TRIBUNAL DE JUSTIÇA DO ESTADO DO PIAUÍ
ÓRGÃO JULGADOR : 4ª Câmara Especializada Cível
EMBARGOS DE DECLARAÇÃO CÍVEL (1689) No 0801124-02.2018.8.18.0026
APELANTE: MARIA FRANCISCA DA COSTA
Advogado(s) do reclamante: ANA PIERINA CUNHA SOUSA REGISTRADO(A) CIVILMENTE COMO ANA PIERINA CUNHA SOUSA, LUIZ VALDEMIRO SOARES COSTA REGISTRADO(A) CIVILMENTE COMO LUIZ VALDEMIRO SOARES COSTA
APELADO: BANCO CETELEM S.A.
REPRESENTANTE: BANCO CETELEM S.A.
Advogado(s) do reclamado: SUELLEN PONCELL DO NASCIMENTO DUARTE
RELATOR(A): Desembargador JOSÉ RIBAMAR OLIVEIRA
EMENTA: EMBARGOS DE DECLARAÇÃO. APELAÇÃO. OMISSÃO. REPETIÇÃO DO INDÉBITO EM DOBRO. COMPENSAÇÃO DOS VALORES REPASSADOS VIA TED. RECURSO CONHECIDOS E ACOLHIDO. A devolução em dobro deve ocorrer com a devida compensação do valor efetivamente repassado pelo banco à embargada mediante o que consta TED colacionado aos autos pelo Banco, em observância ao disposto no art. 368, do Código Civil, a fim de evitar o enriquecimento ilícito.
RELATÓRIO
Trata-se de Embargos de Declaração (Id. 8677554) opostos pelo Banco Cetelem S/A contra acórdão (Id. 8565540), que proveu parcialmente a Apelação Cível interposta por Maria Francisca da Costa.
Nos Embargos de Declaração, o Banco Cetelem S/A alega omissão, uma vez que não há qualquer manifestação acerca da compensação dos valores repassados via TED.

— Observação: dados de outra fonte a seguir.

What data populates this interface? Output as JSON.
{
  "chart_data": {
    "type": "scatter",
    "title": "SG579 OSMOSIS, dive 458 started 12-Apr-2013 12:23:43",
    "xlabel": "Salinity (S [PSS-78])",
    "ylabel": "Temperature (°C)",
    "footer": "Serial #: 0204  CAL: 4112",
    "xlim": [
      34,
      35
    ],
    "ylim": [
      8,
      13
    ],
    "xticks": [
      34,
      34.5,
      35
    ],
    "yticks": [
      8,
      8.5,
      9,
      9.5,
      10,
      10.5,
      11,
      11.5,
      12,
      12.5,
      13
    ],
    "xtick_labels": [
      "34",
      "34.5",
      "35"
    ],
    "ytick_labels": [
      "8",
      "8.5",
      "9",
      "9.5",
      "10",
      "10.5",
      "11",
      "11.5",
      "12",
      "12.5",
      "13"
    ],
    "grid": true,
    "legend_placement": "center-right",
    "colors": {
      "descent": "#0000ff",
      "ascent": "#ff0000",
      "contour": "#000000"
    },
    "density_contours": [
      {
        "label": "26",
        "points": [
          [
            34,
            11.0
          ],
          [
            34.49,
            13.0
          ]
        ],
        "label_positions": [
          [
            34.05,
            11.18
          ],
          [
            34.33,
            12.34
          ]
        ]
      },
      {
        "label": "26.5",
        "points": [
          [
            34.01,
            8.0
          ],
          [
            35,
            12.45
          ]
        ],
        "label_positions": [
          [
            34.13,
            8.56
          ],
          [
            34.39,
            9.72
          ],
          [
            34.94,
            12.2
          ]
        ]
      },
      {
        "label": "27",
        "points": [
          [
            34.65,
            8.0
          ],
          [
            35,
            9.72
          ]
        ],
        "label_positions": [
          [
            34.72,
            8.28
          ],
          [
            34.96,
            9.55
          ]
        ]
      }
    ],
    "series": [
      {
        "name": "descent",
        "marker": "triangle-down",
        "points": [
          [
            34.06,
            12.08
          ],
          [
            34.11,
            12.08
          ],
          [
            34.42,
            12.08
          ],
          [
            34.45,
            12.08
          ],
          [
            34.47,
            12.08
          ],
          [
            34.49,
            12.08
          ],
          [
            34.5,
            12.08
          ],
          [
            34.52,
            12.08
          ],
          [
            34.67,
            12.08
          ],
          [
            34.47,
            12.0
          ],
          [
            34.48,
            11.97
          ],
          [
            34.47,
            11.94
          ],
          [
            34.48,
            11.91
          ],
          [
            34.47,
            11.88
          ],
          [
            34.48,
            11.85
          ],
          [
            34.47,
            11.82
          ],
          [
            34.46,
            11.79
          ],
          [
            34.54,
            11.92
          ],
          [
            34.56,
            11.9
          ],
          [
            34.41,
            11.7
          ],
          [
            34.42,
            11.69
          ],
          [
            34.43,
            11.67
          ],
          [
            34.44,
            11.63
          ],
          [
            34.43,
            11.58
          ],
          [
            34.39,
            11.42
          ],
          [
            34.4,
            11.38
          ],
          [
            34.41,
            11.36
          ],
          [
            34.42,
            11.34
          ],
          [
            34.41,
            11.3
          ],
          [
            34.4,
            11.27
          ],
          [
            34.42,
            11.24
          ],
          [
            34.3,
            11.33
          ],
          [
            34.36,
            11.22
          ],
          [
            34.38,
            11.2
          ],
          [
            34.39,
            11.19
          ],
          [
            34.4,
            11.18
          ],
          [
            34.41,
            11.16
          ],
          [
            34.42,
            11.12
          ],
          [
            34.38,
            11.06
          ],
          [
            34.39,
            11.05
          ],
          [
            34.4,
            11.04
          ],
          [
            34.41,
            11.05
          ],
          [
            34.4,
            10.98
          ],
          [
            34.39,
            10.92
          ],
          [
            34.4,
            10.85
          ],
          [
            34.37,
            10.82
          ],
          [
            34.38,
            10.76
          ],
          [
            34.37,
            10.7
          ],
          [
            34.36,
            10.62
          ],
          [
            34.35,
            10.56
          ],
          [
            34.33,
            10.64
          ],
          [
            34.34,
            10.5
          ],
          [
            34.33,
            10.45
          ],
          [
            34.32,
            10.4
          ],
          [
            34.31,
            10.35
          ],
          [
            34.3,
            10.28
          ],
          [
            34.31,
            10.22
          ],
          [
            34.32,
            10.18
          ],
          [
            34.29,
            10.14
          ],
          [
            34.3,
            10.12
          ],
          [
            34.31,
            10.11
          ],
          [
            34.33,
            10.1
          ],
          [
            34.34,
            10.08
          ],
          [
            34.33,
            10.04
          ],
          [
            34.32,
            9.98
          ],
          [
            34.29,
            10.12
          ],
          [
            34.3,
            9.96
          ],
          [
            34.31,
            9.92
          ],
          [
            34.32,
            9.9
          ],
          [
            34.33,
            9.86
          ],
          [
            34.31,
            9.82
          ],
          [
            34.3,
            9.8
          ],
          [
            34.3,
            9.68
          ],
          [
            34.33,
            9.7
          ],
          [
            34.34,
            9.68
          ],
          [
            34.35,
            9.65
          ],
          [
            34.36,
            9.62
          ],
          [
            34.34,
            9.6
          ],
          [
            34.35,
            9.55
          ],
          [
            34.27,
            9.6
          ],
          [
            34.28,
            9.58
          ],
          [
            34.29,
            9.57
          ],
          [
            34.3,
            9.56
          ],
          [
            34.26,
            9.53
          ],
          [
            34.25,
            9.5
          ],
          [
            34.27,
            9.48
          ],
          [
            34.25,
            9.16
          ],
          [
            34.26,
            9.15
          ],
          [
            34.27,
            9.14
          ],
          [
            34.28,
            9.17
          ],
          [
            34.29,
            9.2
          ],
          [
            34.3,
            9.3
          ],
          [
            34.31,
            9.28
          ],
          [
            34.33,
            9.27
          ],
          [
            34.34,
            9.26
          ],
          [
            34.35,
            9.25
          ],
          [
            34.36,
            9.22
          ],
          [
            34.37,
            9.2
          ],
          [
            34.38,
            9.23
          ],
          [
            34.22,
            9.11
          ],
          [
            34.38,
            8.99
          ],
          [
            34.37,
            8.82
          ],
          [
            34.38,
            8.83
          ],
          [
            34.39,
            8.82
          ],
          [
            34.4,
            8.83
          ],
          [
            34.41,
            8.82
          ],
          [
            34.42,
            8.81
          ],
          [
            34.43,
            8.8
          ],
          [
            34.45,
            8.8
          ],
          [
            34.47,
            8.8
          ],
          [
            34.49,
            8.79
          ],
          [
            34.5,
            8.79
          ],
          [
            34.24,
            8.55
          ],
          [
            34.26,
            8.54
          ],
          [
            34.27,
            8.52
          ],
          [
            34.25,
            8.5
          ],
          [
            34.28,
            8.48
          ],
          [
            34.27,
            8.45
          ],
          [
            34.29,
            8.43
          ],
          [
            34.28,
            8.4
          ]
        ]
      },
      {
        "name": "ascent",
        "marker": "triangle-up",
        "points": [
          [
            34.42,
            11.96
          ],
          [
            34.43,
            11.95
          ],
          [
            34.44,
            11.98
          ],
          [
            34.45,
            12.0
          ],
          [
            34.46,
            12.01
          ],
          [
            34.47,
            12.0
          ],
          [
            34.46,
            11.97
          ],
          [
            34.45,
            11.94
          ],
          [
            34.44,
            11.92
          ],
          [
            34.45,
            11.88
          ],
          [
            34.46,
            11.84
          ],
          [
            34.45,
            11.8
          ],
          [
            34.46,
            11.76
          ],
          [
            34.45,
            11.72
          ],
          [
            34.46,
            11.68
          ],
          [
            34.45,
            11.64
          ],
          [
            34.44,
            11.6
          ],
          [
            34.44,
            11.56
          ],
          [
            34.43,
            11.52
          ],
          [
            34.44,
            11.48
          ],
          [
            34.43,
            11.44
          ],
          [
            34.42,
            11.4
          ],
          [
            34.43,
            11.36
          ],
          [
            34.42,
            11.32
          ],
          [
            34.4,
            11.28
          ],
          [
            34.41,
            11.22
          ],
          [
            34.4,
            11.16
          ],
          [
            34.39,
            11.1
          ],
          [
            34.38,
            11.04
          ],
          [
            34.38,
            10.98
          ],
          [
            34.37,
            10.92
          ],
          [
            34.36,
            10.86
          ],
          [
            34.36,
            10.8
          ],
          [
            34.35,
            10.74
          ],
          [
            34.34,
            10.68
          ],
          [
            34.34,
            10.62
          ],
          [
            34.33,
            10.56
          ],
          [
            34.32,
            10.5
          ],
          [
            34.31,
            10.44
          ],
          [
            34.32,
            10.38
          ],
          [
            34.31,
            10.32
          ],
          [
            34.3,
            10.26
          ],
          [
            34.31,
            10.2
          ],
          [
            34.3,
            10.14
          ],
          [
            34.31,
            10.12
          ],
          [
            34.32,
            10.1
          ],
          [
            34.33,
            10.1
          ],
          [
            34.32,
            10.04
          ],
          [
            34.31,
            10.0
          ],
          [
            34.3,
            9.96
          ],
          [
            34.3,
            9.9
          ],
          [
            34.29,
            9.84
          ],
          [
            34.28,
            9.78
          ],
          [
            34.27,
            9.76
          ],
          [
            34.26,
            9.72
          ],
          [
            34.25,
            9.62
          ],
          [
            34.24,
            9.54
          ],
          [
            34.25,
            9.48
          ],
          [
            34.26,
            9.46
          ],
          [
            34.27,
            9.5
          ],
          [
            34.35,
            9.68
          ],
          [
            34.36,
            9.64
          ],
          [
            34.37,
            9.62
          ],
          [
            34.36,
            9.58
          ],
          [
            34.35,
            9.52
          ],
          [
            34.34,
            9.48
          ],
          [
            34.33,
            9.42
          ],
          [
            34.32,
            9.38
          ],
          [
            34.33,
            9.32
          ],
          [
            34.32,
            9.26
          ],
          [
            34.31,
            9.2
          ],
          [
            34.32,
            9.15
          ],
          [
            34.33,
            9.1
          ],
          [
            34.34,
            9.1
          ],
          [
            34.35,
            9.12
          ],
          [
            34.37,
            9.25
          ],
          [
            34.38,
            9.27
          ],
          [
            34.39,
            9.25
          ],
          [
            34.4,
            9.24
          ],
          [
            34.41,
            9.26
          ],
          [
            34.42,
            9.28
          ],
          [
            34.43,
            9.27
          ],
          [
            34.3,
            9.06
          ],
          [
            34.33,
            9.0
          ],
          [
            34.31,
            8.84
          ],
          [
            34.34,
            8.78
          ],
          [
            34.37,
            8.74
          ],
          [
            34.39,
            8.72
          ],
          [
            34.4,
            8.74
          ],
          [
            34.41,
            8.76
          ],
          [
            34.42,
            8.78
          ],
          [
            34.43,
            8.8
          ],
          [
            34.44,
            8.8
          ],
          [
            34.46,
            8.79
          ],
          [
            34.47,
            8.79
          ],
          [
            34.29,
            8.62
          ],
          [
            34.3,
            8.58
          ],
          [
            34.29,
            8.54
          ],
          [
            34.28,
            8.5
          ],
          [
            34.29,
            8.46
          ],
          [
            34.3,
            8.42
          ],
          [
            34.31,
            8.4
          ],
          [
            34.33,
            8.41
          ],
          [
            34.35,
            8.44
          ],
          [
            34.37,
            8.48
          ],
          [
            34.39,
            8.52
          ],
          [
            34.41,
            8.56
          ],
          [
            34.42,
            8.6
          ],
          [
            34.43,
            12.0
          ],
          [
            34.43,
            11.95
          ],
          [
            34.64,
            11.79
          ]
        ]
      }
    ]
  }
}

“Frise-se, excelência, que a instituição financeira juntou aos autos comprovante de Transferência Eletrônica Disponível (TED) realizada à embargada autora com a devida autenticação mecânica, comprovando o recebimento do montante de R$ 1.615,19 (um mil e seiscentos e quinze reais e dezenove centavos).”
A Sra. Maria Francisca, apesar de devidamente intimada, não apresentou contrarrazões ao recurso.
É o relatório.
VOTO
Verificam-se preenchidos todos os pressupostos de admissibilidade, razão pela qual conheço do recurso.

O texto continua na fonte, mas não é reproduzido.